Wreszcie większość Amerykanów (52 proc.) uważa, że współpraca w ramach NATO pomiędzy Stanami Zjednoczonymi i Europą czyni USA bezpieczniejszymi. Pięć razy mnie ma przeciwne stanowisko, a ponad jedna trzecia (35 proc.) uważa, że nie ma to żadnego znaczenia.
Wyznawcy Trumpa na bakier z mainstreamem
Wszystkie te wyniki sondaży powinny dać amerykańskim sojusznikom pewien komfort. Pomimo głębokiej polaryzacji, wydaje się, że amerykanie społeczeństwo jako całość pozostaje zaangażowane we wzmacnianie sojuszy i wspieranie wkładu USA w zbiorowe bezpieczeństwo.
Dane wskazują jednak na niepokojący trend wśród wyborców Partii Republikańskiej, zwłaszcza tej części amerykańskiej opinii publicznej, która ma "bardzo przychylny" pogląd na Trumpa — 15 proc. ogółu populacji, ale 54 proc. wszystkich, którzy deklarują się jako republikanów. W tych kwestiach są oni coraz bardziej na bakier z opinią głównego nurtu.
Obecnie tylko 52 proc. republikańskich zwolenników Trumpa — w porównaniu do 71 proc. republikanów z innych frakcji i aż 83 proc. wyborców Demokratów — uważa, że NATO jest "niezbędne" dla bezpieczeństwa USA. Zamiast korzystać z dyplomacji, republikanie Trumpa wolą wstrzymać zaangażowanie USA w obronę sojuszników w celu wymuszenia zwiększenia ich wydatków na obronę.
Co więcej, tylko jedna trzecia "trumpowskich" republikanów uważa, że współpraca w ramach NATO zwiększa bezpieczeństwo Stanów Zjednoczonych.

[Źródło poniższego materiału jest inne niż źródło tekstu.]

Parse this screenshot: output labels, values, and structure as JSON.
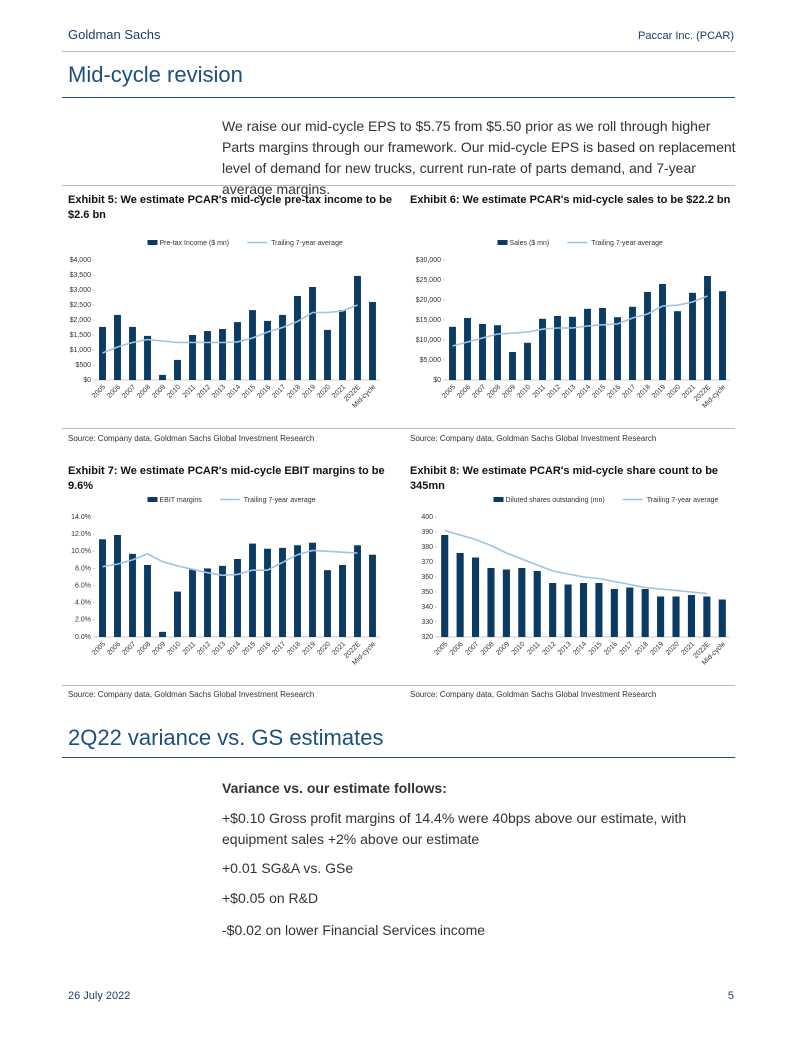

Są więc powody do obaw. Podobnie jak stan samej amerykańskiej polityki, poparcie dla NATO — i ogólnie dla sojuszy — choć ogólnie solidne, staje się coraz bardziej spolaryzowane. Trend ten z pewnością będzie niepokojący dla sojuszników, którzy od dawna postrzegają swoje bezpieczeństwo jako powiązane z bezpieczeństwem Stanów Zjednoczonych.